AME BC History - 1940s
The early forties under President Gomer P. Jones (1941) and A.F. Jukes (1942-46), saw improvements in the local economy, AME BC, and a move in 1941 to 790 Dunsmuir Street. In 1942, following a letter to Prime Minister Mackenzie King opposing Order 19 which prohibited gold mines from hiring new men until base metals mines had sufficient manpower, the order was dropped. The same year it was decided that Yukon was to be added to the then title of “British Columbia Chamber of Mines” and branches of the new British Columbia & Yukon Chamber of Mines were opened in Whitehorse and Dawson. Immediately following the end of World War II, AME BC put a lot of effort into helping ex-servicemen get back into the mining industry. A number took the Prospecting Training School course and soon some 300, fully trained prospectors were reported to be in the hills.

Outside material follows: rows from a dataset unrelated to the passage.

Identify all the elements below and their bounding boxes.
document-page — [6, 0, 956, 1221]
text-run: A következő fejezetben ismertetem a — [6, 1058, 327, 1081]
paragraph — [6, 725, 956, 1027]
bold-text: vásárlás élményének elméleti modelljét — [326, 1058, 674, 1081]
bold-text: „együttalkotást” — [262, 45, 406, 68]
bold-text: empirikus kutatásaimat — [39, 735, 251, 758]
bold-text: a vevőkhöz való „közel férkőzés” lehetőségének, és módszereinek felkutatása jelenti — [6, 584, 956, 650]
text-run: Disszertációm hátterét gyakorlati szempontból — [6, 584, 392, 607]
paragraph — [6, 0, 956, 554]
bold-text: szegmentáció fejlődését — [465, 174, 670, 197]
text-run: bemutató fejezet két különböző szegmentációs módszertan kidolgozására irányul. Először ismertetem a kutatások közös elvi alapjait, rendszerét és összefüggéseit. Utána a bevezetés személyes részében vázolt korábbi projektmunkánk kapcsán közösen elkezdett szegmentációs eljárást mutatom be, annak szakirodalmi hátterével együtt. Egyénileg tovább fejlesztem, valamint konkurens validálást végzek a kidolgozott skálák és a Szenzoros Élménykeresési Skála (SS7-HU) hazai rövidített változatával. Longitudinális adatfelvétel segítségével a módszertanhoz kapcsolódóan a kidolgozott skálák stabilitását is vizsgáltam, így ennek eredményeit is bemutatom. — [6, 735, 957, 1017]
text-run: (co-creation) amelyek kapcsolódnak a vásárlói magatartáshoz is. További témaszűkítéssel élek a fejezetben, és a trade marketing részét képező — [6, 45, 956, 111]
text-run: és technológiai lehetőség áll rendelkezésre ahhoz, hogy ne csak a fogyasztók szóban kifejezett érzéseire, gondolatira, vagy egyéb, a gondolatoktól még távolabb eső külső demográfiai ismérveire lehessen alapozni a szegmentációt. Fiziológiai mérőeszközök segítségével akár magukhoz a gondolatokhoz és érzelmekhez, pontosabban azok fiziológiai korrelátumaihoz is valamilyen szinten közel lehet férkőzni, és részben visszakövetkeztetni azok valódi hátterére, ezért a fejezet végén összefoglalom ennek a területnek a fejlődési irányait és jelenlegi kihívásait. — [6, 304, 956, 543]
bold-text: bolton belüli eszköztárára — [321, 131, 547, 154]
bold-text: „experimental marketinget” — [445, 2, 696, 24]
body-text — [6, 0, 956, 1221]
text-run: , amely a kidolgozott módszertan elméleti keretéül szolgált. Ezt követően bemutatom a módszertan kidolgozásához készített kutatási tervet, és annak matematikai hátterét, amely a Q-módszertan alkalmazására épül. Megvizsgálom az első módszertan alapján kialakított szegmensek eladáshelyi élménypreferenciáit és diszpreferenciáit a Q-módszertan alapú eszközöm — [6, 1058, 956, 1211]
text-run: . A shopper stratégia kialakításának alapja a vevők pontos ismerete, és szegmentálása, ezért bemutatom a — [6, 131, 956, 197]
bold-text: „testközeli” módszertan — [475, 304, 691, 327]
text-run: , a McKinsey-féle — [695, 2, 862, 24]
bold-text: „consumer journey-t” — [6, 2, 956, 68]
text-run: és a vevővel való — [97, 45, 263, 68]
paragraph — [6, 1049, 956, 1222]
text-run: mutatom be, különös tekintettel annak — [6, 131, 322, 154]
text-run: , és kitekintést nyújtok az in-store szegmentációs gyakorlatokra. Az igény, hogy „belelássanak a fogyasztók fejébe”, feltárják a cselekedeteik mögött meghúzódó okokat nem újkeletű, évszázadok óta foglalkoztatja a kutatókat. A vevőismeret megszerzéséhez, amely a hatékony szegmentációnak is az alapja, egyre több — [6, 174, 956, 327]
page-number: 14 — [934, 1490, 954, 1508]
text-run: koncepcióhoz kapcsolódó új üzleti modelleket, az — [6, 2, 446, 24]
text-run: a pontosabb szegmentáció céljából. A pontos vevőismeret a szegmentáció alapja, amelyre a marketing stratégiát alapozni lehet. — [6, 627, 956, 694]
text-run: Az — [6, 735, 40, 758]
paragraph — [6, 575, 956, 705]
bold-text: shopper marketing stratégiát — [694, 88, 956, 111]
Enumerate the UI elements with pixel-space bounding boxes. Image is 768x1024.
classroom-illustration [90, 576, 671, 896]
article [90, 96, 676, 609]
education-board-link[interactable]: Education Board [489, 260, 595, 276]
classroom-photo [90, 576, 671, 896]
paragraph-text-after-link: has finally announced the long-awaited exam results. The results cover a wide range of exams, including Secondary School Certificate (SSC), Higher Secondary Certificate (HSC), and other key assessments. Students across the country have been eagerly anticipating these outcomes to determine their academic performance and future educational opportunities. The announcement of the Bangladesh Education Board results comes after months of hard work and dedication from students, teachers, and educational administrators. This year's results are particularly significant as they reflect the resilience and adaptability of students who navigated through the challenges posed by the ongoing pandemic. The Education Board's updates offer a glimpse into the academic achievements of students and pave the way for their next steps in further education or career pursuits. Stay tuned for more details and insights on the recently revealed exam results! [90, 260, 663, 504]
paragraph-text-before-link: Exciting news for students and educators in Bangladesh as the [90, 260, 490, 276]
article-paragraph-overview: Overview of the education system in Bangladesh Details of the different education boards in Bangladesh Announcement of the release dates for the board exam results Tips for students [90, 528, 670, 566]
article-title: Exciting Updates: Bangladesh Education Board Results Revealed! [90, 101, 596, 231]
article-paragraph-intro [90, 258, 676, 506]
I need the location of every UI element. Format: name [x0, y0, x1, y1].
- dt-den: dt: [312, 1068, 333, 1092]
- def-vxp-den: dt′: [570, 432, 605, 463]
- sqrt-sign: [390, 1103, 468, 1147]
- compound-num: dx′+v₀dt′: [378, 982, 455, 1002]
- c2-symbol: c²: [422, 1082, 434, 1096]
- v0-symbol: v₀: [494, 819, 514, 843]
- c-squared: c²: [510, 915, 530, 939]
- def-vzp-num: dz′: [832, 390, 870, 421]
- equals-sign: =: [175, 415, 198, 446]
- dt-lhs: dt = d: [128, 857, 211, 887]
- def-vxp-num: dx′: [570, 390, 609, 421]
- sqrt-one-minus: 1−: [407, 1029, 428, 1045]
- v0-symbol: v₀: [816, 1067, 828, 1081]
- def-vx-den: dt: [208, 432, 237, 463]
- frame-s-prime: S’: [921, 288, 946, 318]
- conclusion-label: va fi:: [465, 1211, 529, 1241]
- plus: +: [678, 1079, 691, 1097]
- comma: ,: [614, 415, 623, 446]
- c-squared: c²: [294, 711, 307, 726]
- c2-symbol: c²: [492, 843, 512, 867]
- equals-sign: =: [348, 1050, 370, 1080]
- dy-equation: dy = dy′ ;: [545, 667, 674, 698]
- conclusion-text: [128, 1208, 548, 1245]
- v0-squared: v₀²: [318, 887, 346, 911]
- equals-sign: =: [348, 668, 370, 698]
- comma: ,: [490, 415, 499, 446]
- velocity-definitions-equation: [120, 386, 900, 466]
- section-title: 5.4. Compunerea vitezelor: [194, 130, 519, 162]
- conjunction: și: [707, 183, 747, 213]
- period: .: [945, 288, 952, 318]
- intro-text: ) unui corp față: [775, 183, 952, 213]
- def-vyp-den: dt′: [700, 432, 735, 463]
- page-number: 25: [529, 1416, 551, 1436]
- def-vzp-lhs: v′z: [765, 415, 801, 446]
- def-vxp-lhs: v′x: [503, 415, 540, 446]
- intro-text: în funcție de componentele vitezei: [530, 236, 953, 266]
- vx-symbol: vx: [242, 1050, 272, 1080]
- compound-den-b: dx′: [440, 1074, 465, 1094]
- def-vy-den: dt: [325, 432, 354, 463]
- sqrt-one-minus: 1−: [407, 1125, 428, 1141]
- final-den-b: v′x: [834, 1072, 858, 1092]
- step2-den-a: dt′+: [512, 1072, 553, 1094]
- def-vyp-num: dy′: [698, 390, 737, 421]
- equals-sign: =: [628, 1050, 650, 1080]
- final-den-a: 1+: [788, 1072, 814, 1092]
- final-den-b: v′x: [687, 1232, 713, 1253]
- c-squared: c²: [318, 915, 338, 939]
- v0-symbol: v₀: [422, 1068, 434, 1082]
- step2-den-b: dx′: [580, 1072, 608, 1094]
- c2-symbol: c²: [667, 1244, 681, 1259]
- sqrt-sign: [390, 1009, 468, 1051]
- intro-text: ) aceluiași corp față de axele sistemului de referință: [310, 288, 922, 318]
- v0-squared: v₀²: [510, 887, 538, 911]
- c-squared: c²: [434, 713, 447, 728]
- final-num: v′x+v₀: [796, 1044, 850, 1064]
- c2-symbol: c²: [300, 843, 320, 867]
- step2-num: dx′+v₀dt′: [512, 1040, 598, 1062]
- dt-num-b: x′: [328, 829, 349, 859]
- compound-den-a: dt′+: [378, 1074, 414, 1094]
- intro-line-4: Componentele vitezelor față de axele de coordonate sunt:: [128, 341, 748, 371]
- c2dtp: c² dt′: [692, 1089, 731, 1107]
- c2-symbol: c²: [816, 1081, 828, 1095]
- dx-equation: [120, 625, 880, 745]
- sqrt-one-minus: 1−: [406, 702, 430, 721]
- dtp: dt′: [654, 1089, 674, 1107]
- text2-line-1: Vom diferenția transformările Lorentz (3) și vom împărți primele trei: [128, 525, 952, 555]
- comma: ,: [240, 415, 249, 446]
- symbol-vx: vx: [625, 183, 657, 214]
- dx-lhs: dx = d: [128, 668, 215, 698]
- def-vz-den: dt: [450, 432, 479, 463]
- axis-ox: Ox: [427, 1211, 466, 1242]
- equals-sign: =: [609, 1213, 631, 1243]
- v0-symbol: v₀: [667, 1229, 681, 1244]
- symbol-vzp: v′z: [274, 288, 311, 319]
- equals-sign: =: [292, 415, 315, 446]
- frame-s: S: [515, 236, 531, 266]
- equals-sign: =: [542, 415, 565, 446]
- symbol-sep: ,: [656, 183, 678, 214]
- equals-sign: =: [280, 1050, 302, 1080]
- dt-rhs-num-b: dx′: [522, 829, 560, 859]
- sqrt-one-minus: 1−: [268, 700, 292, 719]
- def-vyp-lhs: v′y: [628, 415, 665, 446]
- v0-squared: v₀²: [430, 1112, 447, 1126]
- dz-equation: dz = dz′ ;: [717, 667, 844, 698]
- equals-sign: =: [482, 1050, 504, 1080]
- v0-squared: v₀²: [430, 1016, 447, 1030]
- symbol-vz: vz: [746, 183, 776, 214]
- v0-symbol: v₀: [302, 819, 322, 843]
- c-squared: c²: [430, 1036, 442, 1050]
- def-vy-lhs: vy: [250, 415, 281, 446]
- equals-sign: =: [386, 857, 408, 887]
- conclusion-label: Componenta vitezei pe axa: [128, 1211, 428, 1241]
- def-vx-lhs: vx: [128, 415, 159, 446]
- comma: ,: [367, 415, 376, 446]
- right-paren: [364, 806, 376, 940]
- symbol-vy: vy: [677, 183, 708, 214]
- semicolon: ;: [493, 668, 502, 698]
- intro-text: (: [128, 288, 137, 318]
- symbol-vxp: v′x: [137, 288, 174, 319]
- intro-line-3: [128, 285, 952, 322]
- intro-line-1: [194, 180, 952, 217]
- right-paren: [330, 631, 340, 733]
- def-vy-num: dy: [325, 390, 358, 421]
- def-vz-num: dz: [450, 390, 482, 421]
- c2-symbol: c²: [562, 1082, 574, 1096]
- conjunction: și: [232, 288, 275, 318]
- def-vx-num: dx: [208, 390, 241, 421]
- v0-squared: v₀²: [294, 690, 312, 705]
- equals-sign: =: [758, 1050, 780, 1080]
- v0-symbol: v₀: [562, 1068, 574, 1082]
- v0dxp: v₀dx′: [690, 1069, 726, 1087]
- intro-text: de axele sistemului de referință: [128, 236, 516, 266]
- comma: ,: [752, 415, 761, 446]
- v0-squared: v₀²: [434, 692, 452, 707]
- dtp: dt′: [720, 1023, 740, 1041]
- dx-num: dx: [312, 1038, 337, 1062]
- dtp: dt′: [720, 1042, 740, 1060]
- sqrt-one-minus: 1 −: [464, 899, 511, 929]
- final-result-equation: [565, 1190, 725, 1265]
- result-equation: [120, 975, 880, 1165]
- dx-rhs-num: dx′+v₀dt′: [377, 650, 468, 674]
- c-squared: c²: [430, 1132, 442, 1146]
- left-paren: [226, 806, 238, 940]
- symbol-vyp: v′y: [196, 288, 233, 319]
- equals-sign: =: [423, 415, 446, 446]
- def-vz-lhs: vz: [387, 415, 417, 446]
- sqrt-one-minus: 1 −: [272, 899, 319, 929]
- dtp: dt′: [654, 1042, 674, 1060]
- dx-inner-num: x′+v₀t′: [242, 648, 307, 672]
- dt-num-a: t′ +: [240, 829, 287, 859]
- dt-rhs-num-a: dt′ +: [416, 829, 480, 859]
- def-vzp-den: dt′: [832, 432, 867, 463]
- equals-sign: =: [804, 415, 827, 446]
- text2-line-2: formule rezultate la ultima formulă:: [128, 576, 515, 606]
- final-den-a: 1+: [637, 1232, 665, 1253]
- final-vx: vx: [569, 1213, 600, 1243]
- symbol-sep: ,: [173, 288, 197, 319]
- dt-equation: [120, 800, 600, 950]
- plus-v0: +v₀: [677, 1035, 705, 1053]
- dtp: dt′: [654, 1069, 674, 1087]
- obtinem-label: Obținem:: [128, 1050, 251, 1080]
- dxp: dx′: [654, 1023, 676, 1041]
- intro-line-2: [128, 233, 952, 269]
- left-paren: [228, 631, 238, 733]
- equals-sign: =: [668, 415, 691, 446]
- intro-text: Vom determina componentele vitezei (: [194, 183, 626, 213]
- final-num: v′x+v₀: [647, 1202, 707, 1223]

M.M. O’Brien, elected president in 1947, a position he held until 1951, was immediately faced with a conflict between the miners who had rights to the timber on their claims, and the loggers who claimed the miners interfered with their logging operations. The same year new capital and new mining companies, like Kennecott Copper Corporation, American Metal Co. of Canada Ltd., New Jersey Zinc Cp., Noranda Mines and Anaconda Copper Co. moved into Vancouver. AME BC was now unofficially serving as an employment office for miners, muckers, geologists, engineers, etc. By 1948 the increasing price for base metals, zinc at 15.5¢/lb., lead at 21.5¢/lb, copper at 23.5¢/lb, and silver at 76¢/ounce brought predictions of a base metal boom. The increased mining activity in Western Canada was in no small way due to the efforts of AME BC over the previous thirty years.